Дипломат впал в немилость, но Наполеон не мог долго сердиться на Монтолона и вскоре разрешил ему представить графиню ко двору.
Перечитав заметку, содержавшую главные биографические данные графини де Монтолон, император задумался, и странная улыбка заблуждала у него по лицу. Очевидно, его осенило нечто вроде откровения, Слушая страстные признания Гурго, изливавшего свои чувства к графине, он испытывал непонятную досаду. Ему казалось, что генерал забывается. Отказ графини обрадовал его; он остался доволен отпором этой женщины одному из его приближенных, и когда, задетый за живое ее неприступностью, Гурго позволил себе намекнуть, что если графиня сопротивлялась, то не из любви к мужу, не из уважения к супружеской верности, но потому, что она метила выше и как будто желала подарить свою любовь тому, кто для всех этих изгнанников по-прежнему и неизменно оставался императором, властелином, богом, Наполеон скорее удивился, чем был рассержен. Он были благодарен за добродетельную защиту этой статс-дамы печального Лонгвудского двора, а в то же время его уму представились смутная возможность, любовная гипотеза, и он не отогнал их прочь.
Наполеону в то время было сорок семь лет. Он отличался крепостью, подвижностью, несмотря на развивавшуюся тучность, и жил на острове Святой Елены почти в полном воздержании. Хотя в его натуре никогда не преобладала страстность, однако он любил женщин. Чаще всего он мало церемонился с ними и так же стремительно одерживал победы в любви, как и на поле брани. Поэтому, устремив свои помыслы на графиню де Монтолон, он уже мечтал о безотлагательном и полном обладании ею. До сих пор Наполеон почти не обращал внимания на жену своего слуги, но теперь, благодаря ухаживанию Гурго, с удовольствием припомнил черты, фигуру, манеры графини. Перед ним мелькали ее позы, взгляды, улыбка, когда ей случалось внезапно встретиться с ним. В таких случаях, не нарушая подобающего уважения, молодая женщина всегда высказывала ему какое-то восторженное сочувствие, которое можно было принять за поощрение любви.
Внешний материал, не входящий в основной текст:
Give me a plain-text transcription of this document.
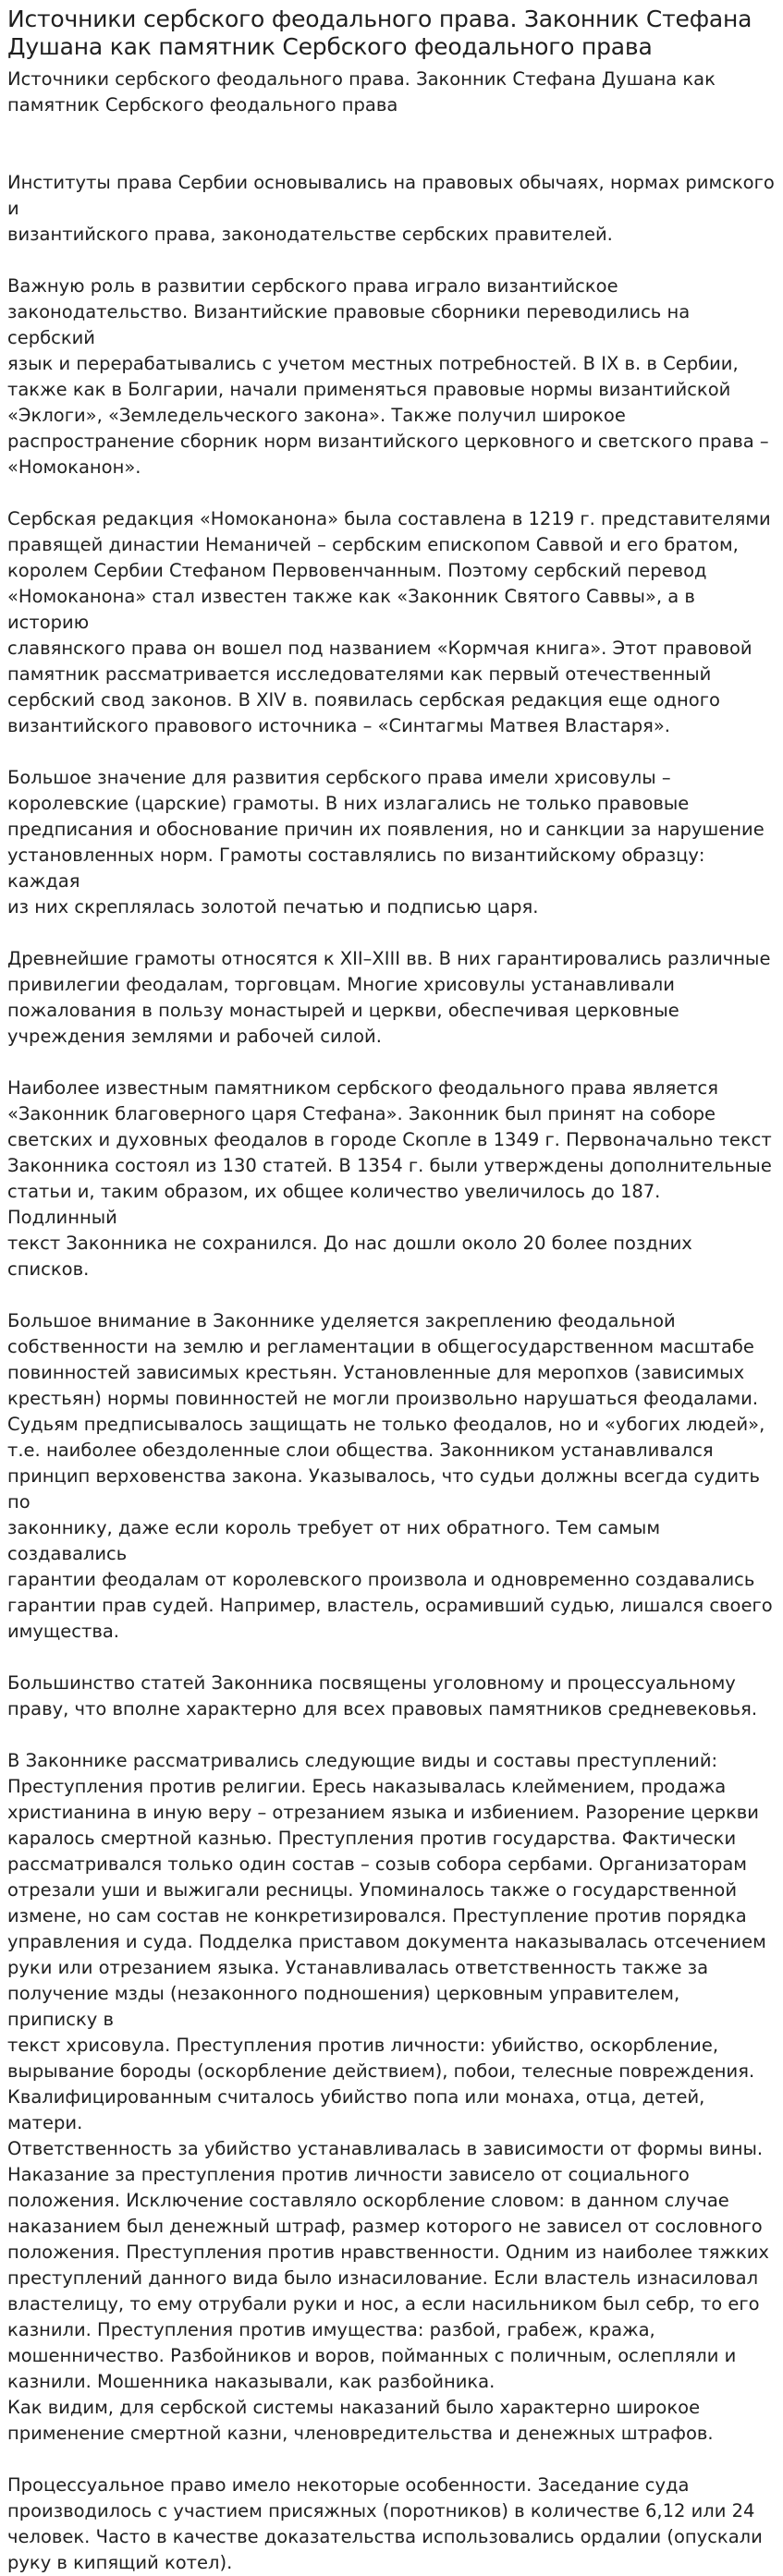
Источники сербского феодального права. Законник Стефана Душана как памятник Сербского феодального права
Источники сербского феодального права. Законник Стефана Душана как памятник Сербского феодального права

Институты права Сербии основывались на правовых обычаях, нормах римского и
византийского права, законодательстве сербских правителей.

Важную роль в развитии сербского права играло византийское
законодательство. Византийские правовые сборники переводились на сербский
язык и перерабатывались с учетом местных потребностей. В IX в. в Сербии,
также как в Болгарии, начали применяться правовые нормы византийской
«Эклоги», «Земледельческого закона». Также получил широкое
распространение сборник норм византийского церковного и светского права –
«Номоканон».

Сербская редакция «Номоканона» была составлена в 1219 г. представителями
правящей династии Неманичей – сербским епископом Саввой и его братом,
королем Сербии Стефаном Первовенчанным. Поэтому сербский перевод
«Номоканона» стал известен также как «Законник Святого Саввы», а в историю
славянского права он вошел под названием «Кормчая книга». Этот правовой
памятник рассматривается исследователями как первый отечественный
сербский свод законов. В XIV в. появилась сербская редакция еще одного
византийского правового источника – «Синтагмы Матвея Властаря».

Большое значение для развития сербского права имели хрисовулы –
королевские (царские) грамоты. В них излагались не только правовые
предписания и обоснование причин их появления, но и санкции за нарушение
установленных норм. Грамоты составлялись по византийскому образцу: каждая
из них скреплялась золотой печатью и подписью царя.

Древнейшие грамоты относятся к XII–XIII вв. В них гарантировались различные
привилегии феодалам, торговцам. Многие хрисовулы устанавливали
пожалования в пользу монастырей и церкви, обеспечивая церковные
учреждения землями и рабочей силой.

Наиболее известным памятником сербского феодального права является
«Законник благоверного царя Стефана». Законник был принят на соборе
светских и духовных феодалов в городе Скопле в 1349 г. Первоначально текст
Законника состоял из 130 статей. В 1354 г. были утверждены дополнительные
статьи и, таким образом, их общее количество увеличилось до 187. Подлинный
текст Законника не сохранился. До нас дошли около 20 более поздних списков.

Большое внимание в Законнике уделяется закреплению феодальной
собственности на землю и регламентации в общегосударственном масштабе
повинностей зависимых крестьян. Установленные для меропхов (зависимых
крестьян) нормы повинностей не могли произвольно нарушаться феодалами.
Судьям предписывалось защищать не только феодалов, но и «убогих людей»,
т.е. наиболее обездоленные слои общества. Законником устанавливался
принцип верховенства закона. Указывалось, что судьи должны всегда судить по
законнику, даже если король требует от них обратного. Тем самым создавались
гарантии феодалам от королевского произвола и одновременно создавались
гарантии прав судей. Например, властель, осрамивший судью, лишался своего
имущества.

Большинство статей Законника посвящены уголовному и процессуальному
праву, что вполне характерно для всех правовых памятников средневековья.

В Законнике рассматривались следующие виды и составы преступлений:
Преступления против религии. Ересь наказывалась клеймением, продажа
христианина в иную веру – отрезанием языка и избиением. Разорение церкви
каралось смертной казнью. Преступления против государства. Фактически
рассматривался только один состав – созыв собора сербами. Организаторам
отрезали уши и выжигали ресницы. Упоминалось также о государственной
измене, но сам состав не конкретизировался. Преступление против порядка
управления и суда. Подделка приставом документа наказывалась отсечением
руки или отрезанием языка. Устанавливалась ответственность также за
получение мзды (незаконного подношения) церковным управителем, приписку в
текст хрисовула. Преступления против личности: убийство, оскорбление,
вырывание бороды (оскорбление действием), побои, телесные повреждения.
Квалифицированным считалось убийство попа или монаха, отца, детей, матери.
Ответственность за убийство устанавливалась в зависимости от формы вины.
Наказание за преступления против личности зависело от социального
положения. Исключение составляло оскорбление словом: в данном случае
наказанием был денежный штраф, размер которого не зависел от сословного
положения. Преступления против нравственности. Одним из наиболее тяжких
преступлений данного вида было изнасилование. Если властель изнасиловал
властелицу, то ему отрубали руки и нос, а если насильником был себр, то его
казнили. Преступления против имущества: разбой, грабеж, кража,
мошенничество. Разбойников и воров, пойманных с поличным, ослепляли и
казнили. Мошенника наказывали, как разбойника.

Как видим, для сербской системы наказаний было характерно широкое
применение смертной казни, членовредительства и денежных штрафов.

Процессуальное право имело некоторые особенности. Заседание суда
производилось с участием присяжных (поротников) в количестве 6,12 или 24
человек. Часто в качестве доказательства использовались ордалии (опускали
руку в кипящий котел).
«Почему она раньше не дала мне понять, что я не безразличен ей как мужчина? – спросил себя Наполеон. – Она знает, что я не могу, не должен заискивать перед женщинами! Женщина, какова бы она ни была, к которой я обращался прежде, поневоле считала нужным ответить мне взаимностью, уступить; но тогда я был императором, который повелевает и которому повинуются. Здесь же, лишенный могущества и славы, я хочу и должен быть любим преимущественно как мужчина. Следовательно, я не вправе ничего сказать, я даже не могу намекнуть женщине из моих приближенных, что ее любовь пришлась бы очень кстати и что я был бы весьма счастлив убедиться в ней…»
Император прервал размышления. Он понюхал табак, потом, с нетерпением ворочаясь в постели, как человек, удрученный докучливыми воспоминаниями или неприятными заботами, продолжал рассуждать сам с собой:
«Графиня де Монтолон умна, даже несколько хитра; однако ее ответ Гурго был прям, откровенен, почти циничен. Когда тот сказал, что она отвергает его не из боязни нарушить супружескую верность, а потому, что любит другое лицо, здесь, на острове, графиня ответила так, что отняла всякую надежду у своего обожателя, если только он не рискнет соперничать со мной. Так как графиня не знала, что я могу услышать ее, то это признание было искренним, и я должен видеть в нем выражение ее истинных чувств… – На минуту задумавшись, император продолжал разбор своих мыслей и колебаний. – Нужно ли мне дать понять графине, что я знаю о случившемся между ней и Гурго? Если я вызову ее признание, не опасаясь, что она уступит мне только из подчинения, к чему это приведет?»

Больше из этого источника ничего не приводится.